Abstract
Scientists often embed cells into a lower-dimensional space when studying single-cell RNA-seq data for improved downstream analyses such as developmental trajectory analyses, but the statistical properties of such nonlinear embedding methods are often not well understood. In this article, we develop the exponential-family SVD (eSVD), a nonlinear embedding method for both cells and genes jointly with respect to a random dot product model using exponential-family distributions. Our estimator uses alternating minimization, which enables us to have a computationally efficient method, prove the identifiability conditions and consistency of our method, and provide statistically principled procedures to tune our method. All these qualities help advance the single-cell embedding literature, and we provide extensive simulations to demonstrate that the eSVD is competitive compared to other embedding methods. We apply the eSVD via Gaussian distributions where the standard deviations are proportional to the means to analyze a single-cell dataset of oligodendrocytes in mouse brains. Using the eSVD estimated embedding, we then investigate the cell developmental trajectories of the oligodendrocytes. While previous results are not able to distinguish the trajectories among the mature oligodendrocyte cell types, our diagnostics and results demonstrate there are two major developmental trajectories that diverge at mature oligodendrocytes.

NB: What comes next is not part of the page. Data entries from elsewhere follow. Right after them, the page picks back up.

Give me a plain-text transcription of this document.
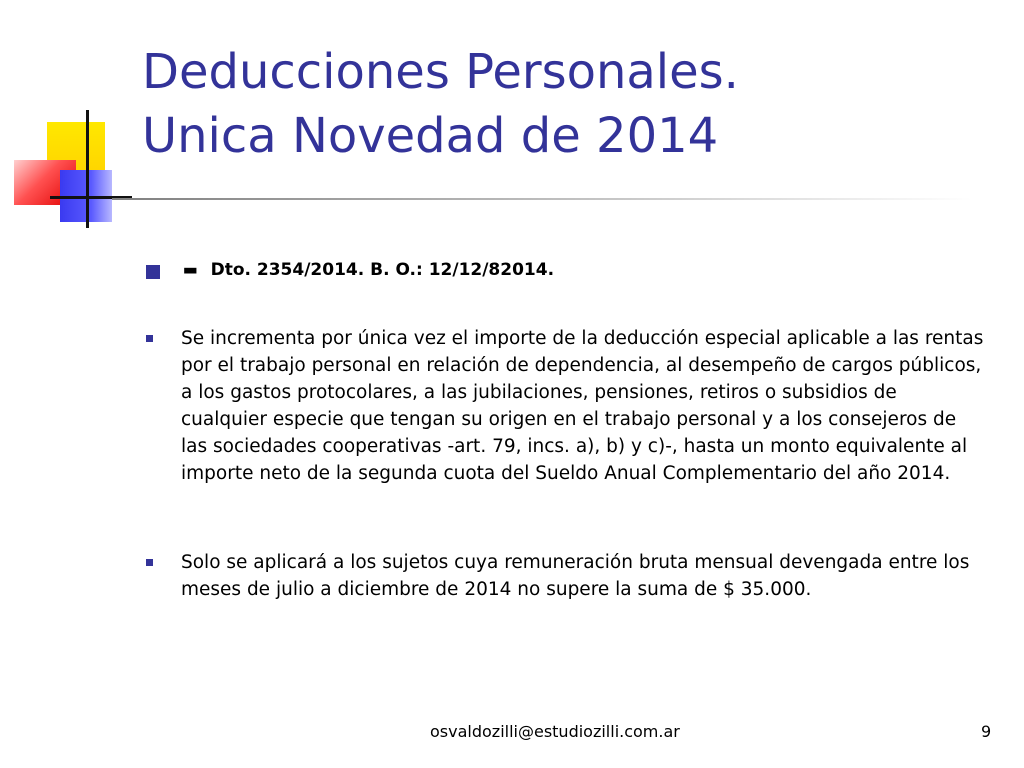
Deducciones Personales.
Unica Novedad de 2014
- Dto. 2354/2014. B. O.: 12/12/82014.
Se incrementa por única vez el importe de la deducción especial aplicable a las rentas por el trabajo personal en relación de dependencia, al desempeño de cargos públicos, a los gastos protocolares, a las jubilaciones, pensiones, retiros o subsidios de cualquier especie que tengan su origen en el trabajo personal y a los consejeros de las sociedades cooperativas -art. 79, incs. a), b) y c)-, hasta un monto equivalente al importe neto de la segunda cuota del Sueldo Anual Complementario del año 2014.
Solo se aplicará a los sujetos cuya remuneración bruta mensual devengada entre los meses de julio a diciembre de 2014 no supere la suma de $ 35.000.
osvaldozilli@estudiozilli.com.ar	9
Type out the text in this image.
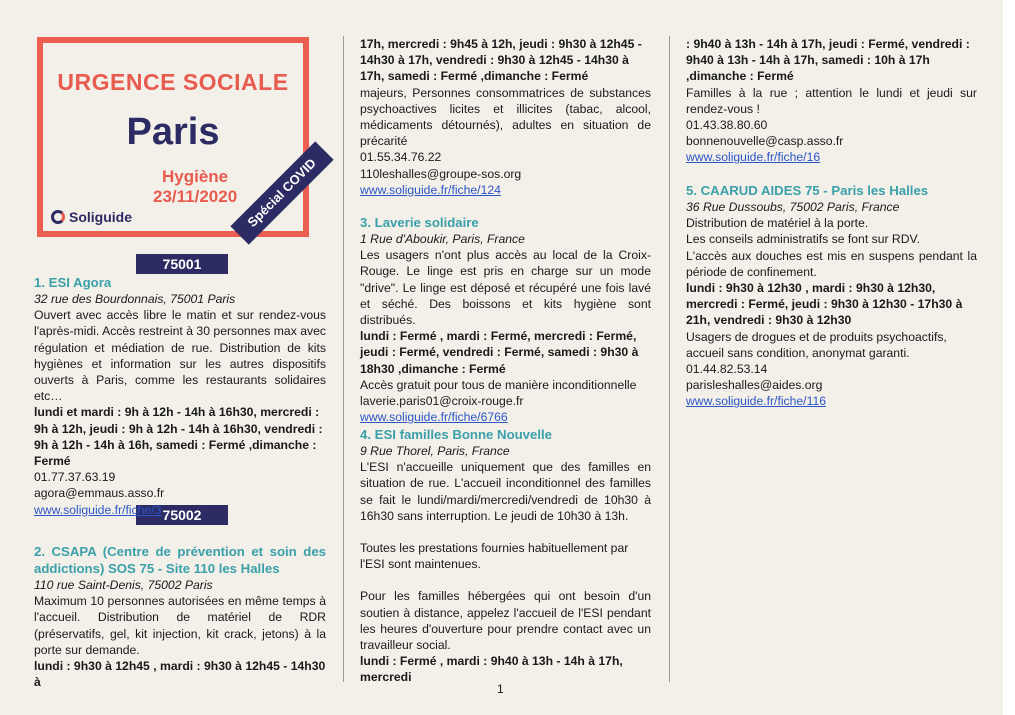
URGENCE SOCIALE
Paris
Hygiène
23/11/2020
Soliguide	Spécial COVID
75001
75002
1. ESI Agora

32 rue des Bourdonnais, 75001 Paris

Ouvert avec accès libre le matin et sur rendez-vous l'après-midi. Accès restreint à 30 personnes max avec régulation et médiation de rue. Distribution de kits hygiènes et information sur les autres dispositifs ouverts à Paris, comme les restaurants solidaires etc…

lundi et mardi : 9h à 12h - 14h à 16h30, mercredi : 9h à 12h, jeudi : 9h à 12h - 14h à 16h30, vendredi : 9h à 12h - 14h à 16h, samedi : Fermé ,dimanche : Fermé

01.77.37.63.19

agora@emmaus.asso.fr

www.soliguide.fr/fiche/3

2. CSAPA (Centre de prévention et soin des addictions) SOS 75 - Site 110 les Halles

110 rue Saint-Denis, 75002 Paris

Maximum 10 personnes autorisées en même temps à l'accueil. Distribution de matériel de RDR (préservatifs, gel, kit injection, kit crack, jetons) à la porte sur demande.

lundi : 9h30 à 12h45 , mardi : 9h30 à 12h45 - 14h30 à

17h, mercredi : 9h45 à 12h, jeudi : 9h30 à 12h45 - 14h30 à 17h, vendredi : 9h30 à 12h45 - 14h30 à 17h, samedi : Fermé ,dimanche : Fermé

majeurs, Personnes consommatrices de substances psychoactives licites et illicites (tabac, alcool, médicaments détournés), adultes en situation de précarité

01.55.34.76.22

110leshalles@groupe-sos.org

www.soliguide.fr/fiche/124

3. Laverie solidaire

1 Rue d'Aboukir, Paris, France

Les usagers n'ont plus accès au local de la Croix-Rouge. Le linge est pris en charge sur un mode "drive". Le linge est déposé et récupéré une fois lavé et séché. Des boissons et kits hygiène sont distribués.

lundi : Fermé , mardi : Fermé, mercredi : Fermé, jeudi : Fermé, vendredi : Fermé, samedi : 9h30 à 18h30 ,dimanche : Fermé

Accès gratuit pour tous de manière inconditionnelle

laverie.paris01@croix-rouge.fr

www.soliguide.fr/fiche/6766

4. ESI familles Bonne Nouvelle

9 Rue Thorel, Paris, France

L'ESI n'accueille uniquement que des familles en situation de rue. L'accueil inconditionnel des familles se fait le lundi/mardi/mercredi/vendredi de 10h30 à 16h30 sans interruption. Le jeudi de 10h30 à 13h.

Toutes les prestations fournies habituellement par l'ESI sont maintenues.

Pour les familles hébergées qui ont besoin d'un soutien à distance, appelez l'accueil de l'ESI pendant les heures d'ouverture pour prendre contact avec un travailleur social.

lundi : Fermé , mardi : 9h40 à 13h - 14h à 17h, mercredi

: 9h40 à 13h - 14h à 17h, jeudi : Fermé, vendredi : 9h40 à 13h - 14h à 17h, samedi : 10h à 17h ,dimanche : Fermé

Familles à la rue ; attention le lundi et jeudi sur rendez-vous !

01.43.38.80.60

bonnenouvelle@casp.asso.fr

www.soliguide.fr/fiche/16

5. CAARUD AIDES 75 - Paris les Halles

36 Rue Dussoubs, 75002 Paris, France

Distribution de matériel à la porte.

Les conseils administratifs se font sur RDV.

L'accès aux douches est mis en suspens pendant la période de confinement.

lundi : 9h30 à 12h30 , mardi : 9h30 à 12h30, mercredi : Fermé, jeudi : 9h30 à 12h30 - 17h30 à 21h, vendredi : 9h30 à 12h30

Usagers de drogues et de produits psychoactifs, accueil sans condition, anonymat garanti.

01.44.82.53.14

parisleshalles@aides.org

www.soliguide.fr/fiche/116

1
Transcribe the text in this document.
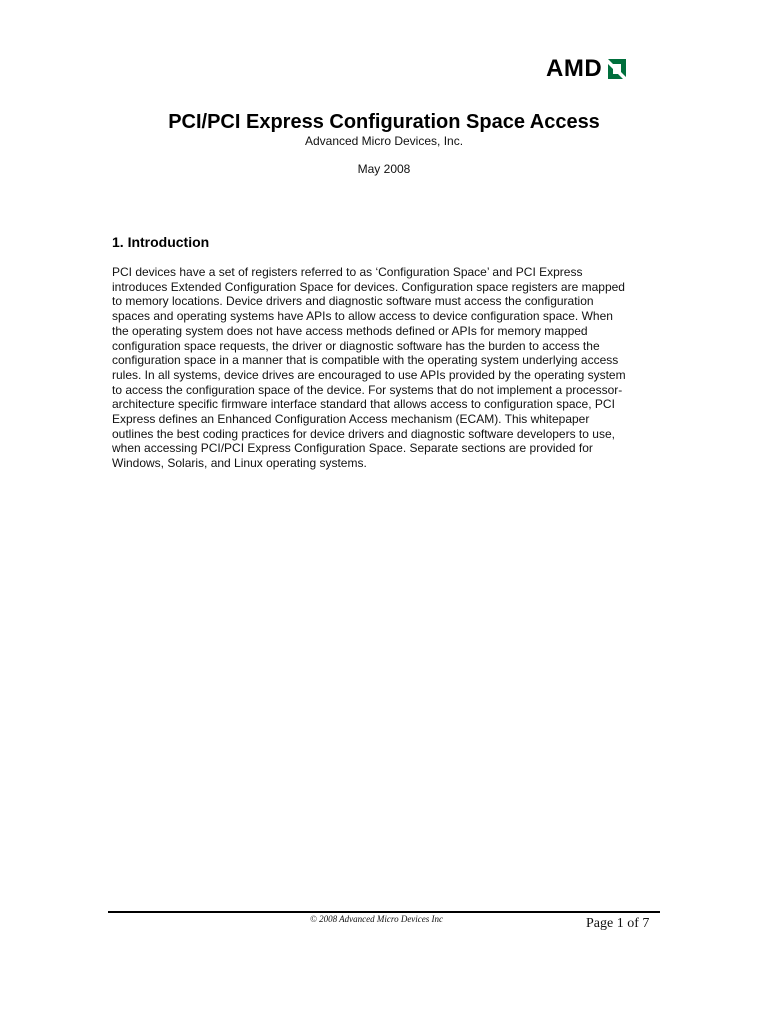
AMD
PCI/PCI Express Configuration Space Access

Advanced Micro Devices, Inc.

May 2008

1. Introduction

PCI devices have a set of registers referred to as ‘Configuration Space’ and PCI Express
introduces Extended Configuration Space for devices. Configuration space registers are mapped
to memory locations. Device drivers and diagnostic software must access the configuration
spaces and operating systems have APIs to allow access to device configuration space. When
the operating system does not have access methods defined or APIs for memory mapped
configuration space requests, the driver or diagnostic software has the burden to access the
configuration space in a manner that is compatible with the operating system underlying access
rules. In all systems, device drives are encouraged to use APIs provided by the operating system
to access the configuration space of the device. For systems that do not implement a processor-
architecture specific firmware interface standard that allows access to configuration space, PCI
Express defines an Enhanced Configuration Access mechanism (ECAM). This whitepaper
outlines the best coding practices for device drivers and diagnostic software developers to use,
when accessing PCI/PCI Express Configuration Space. Separate sections are provided for
Windows, Solaris, and Linux operating systems.

© 2008 Advanced Micro Devices Inc	Page 1 of 7
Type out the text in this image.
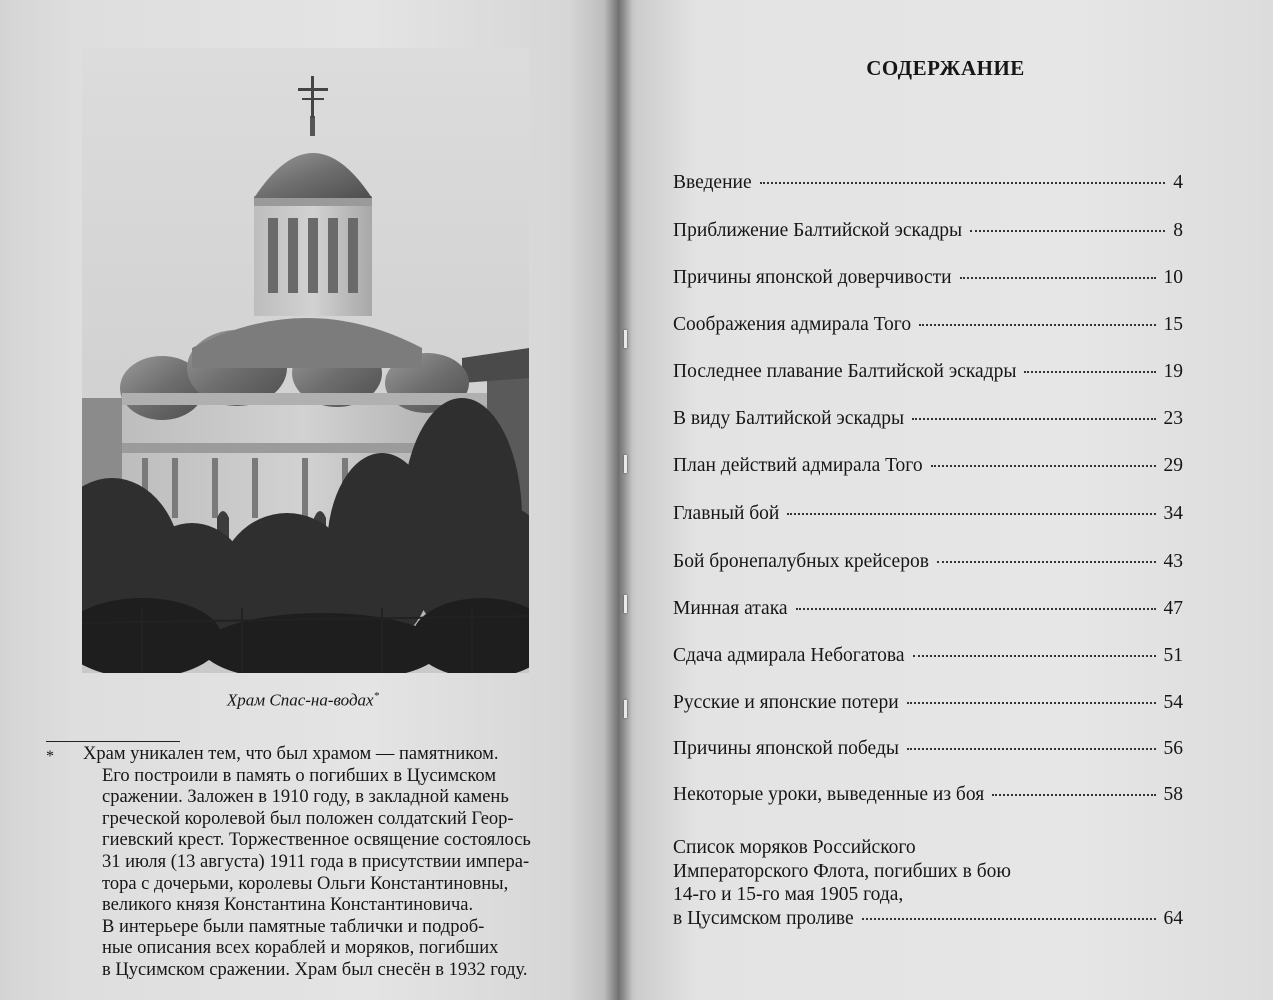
Храм Спас-на-водах*
*	Храм уникален тем, что был храмом — памятником.
Его построили в память о погибших в Цусимском
сражении. Заложен в 1910 году, в закладной камень
греческой королевой был положен солдатский Геор-
гиевский крест. Торжественное освящение состоялось
31 июля (13 августа) 1911 года в присутствии импера-
тора с дочерьми, королевы Ольги Константиновны,
великого князя Константина Константиновича.
В интерьере были памятные таблички и подроб-
ные описания всех кораблей и моряков, погибших
в Цусимском сражении. Храм был снесён в 1932 году.
СОДЕРЖАНИЕ
Введение	4
Приближение Балтийской эскадры	8
Причины японской доверчивости	10
Соображения адмирала Того	15
Последнее плавание Балтийской эскадры	19
В виду Балтийской эскадры	23
План действий адмирала Того	29
Главный бой	34
Бой бронепалубных крейсеров	43
Минная атака	47
Сдача адмирала Небогатова	51
Русские и японские потери	54
Причины японской победы	56
Некоторые уроки, выведенные из боя	58
Список моряков Российского
Императорского Флота, погибших в бою
14-го и 15-го мая 1905 года,
в Цусимском проливе	64
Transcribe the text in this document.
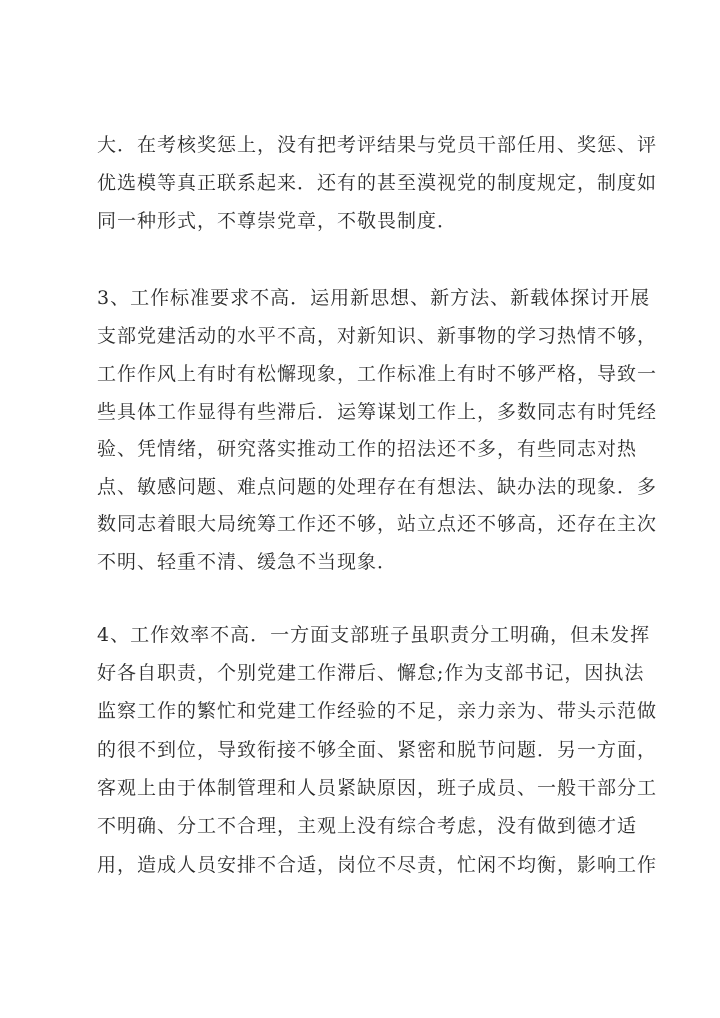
大．在考核奖惩上，没有把考评结果与党员干部任用、奖惩、评
优选模等真正联系起来．还有的甚至漠视党的制度规定，制度如
同一种形式，不尊崇党章，不敬畏制度．
3、工作标准要求不高．运用新思想、新方法、新载体探讨开展
支部党建活动的水平不高，对新知识、新事物的学习热情不够，
工作作风上有时有松懈现象，工作标准上有时不够严格，导致一
些具体工作显得有些滞后．运筹谋划工作上，多数同志有时凭经
验、凭情绪，研究落实推动工作的招法还不多，有些同志对热
点、敏感问题、难点问题的处理存在有想法、缺办法的现象．多
数同志着眼大局统筹工作还不够，站立点还不够高，还存在主次
不明、轻重不清、缓急不当现象．
4、工作效率不高．一方面支部班子虽职责分工明确，但未发挥
好各自职责，个别党建工作滞后、懈怠;作为支部书记，因执法
监察工作的繁忙和党建工作经验的不足，亲力亲为、带头示范做
的很不到位，导致衔接不够全面、紧密和脱节问题．另一方面，
客观上由于体制管理和人员紧缺原因，班子成员、一般干部分工
不明确、分工不合理，主观上没有综合考虑，没有做到德才适
用，造成人员安排不合适，岗位不尽责，忙闲不均衡，影响工作
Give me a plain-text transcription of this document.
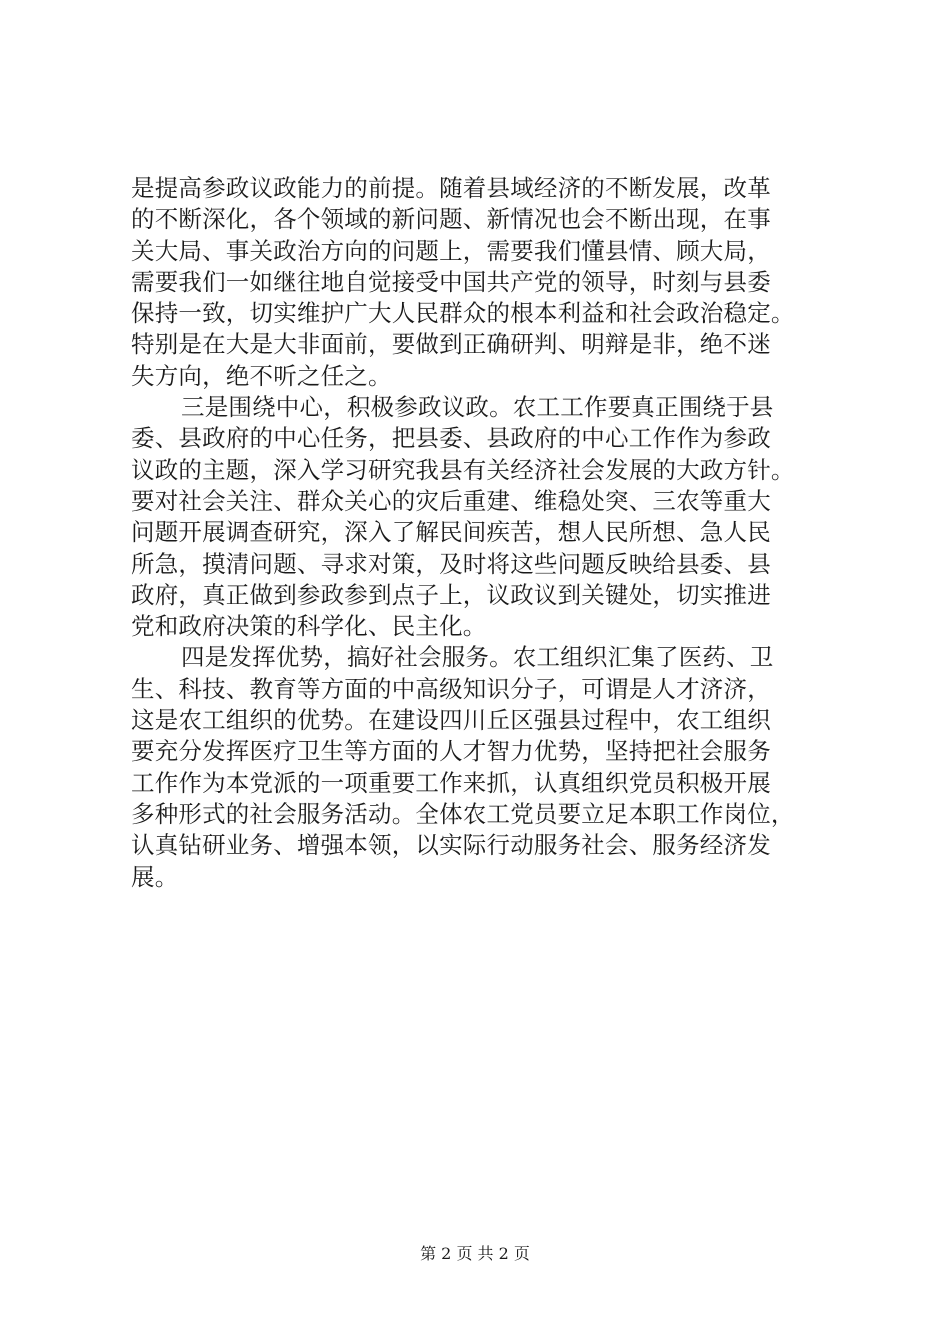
是提高参政议政能力的前提。随着县域经济的不断发展，改革
的不断深化，各个领域的新问题、新情况也会不断出现，在事
关大局、事关政治方向的问题上，需要我们懂县情、顾大局，
需要我们一如继往地自觉接受中国共产党的领导，时刻与县委
保持一致，切实维护广大人民群众的根本利益和社会政治稳定。
特别是在大是大非面前，要做到正确研判、明辩是非，绝不迷
失方向，绝不听之任之。
三是围绕中心，积极参政议政。农工工作要真正围绕于县
委、县政府的中心任务，把县委、县政府的中心工作作为参政
议政的主题，深入学习研究我县有关经济社会发展的大政方针。
要对社会关注、群众关心的灾后重建、维稳处突、三农等重大
问题开展调查研究，深入了解民间疾苦，想人民所想、急人民
所急，摸清问题、寻求对策，及时将这些问题反映给县委、县
政府，真正做到参政参到点子上，议政议到关键处，切实推进
党和政府决策的科学化、民主化。
四是发挥优势，搞好社会服务。农工组织汇集了医药、卫
生、科技、教育等方面的中高级知识分子，可谓是人才济济，
这是农工组织的优势。在建设四川丘区强县过程中，农工组织
要充分发挥医疗卫生等方面的人才智力优势，坚持把社会服务
工作作为本党派的一项重要工作来抓，认真组织党员积极开展
多种形式的社会服务活动。全体农工党员要立足本职工作岗位，
认真钻研业务、增强本领，以实际行动服务社会、服务经济发
展。
第 2 页 共 2 页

Supplementary materials for this article, including a standardized description of the materials available for reproducing the work, are available as an online supplementary materials.
Supplementary Materials
The following describe the sections in the supplementary materials. In Appendix A, we discuss the publicly-available code and data for reproducibility. In Appendix B, we discuss additional details of the eSVD, including its initialization, tuning procedure, usage for various exponential-family distributions and high-level comparisons to other methods. In Appendix C, we formally describe the analysis pipelines we used when analyzing the oligodendrocytes in Sections 2 and 7. In Appendix D and E, we formalize the statistical theory for estimating the matrix of natural parameters and specialize our theory for the curved Gaussian distribution respectively, alluded to in Section 5. In Appendix F, we describe additional simulation setups and results, extending those described in Section 6. In Appendix G, we describe our modifications to Slingshot and our method for constructing the uncertainty tube in detail. In Appendix H, we describe our additional analysis results of the oligodendrocytes from Section 7, including results of highly informative genes and empirical results when using other methods to analyze this dataset, as well as a clustering analysis of a second single-cell dataset. Appendix I and J contains the proofs for all our theoretical results.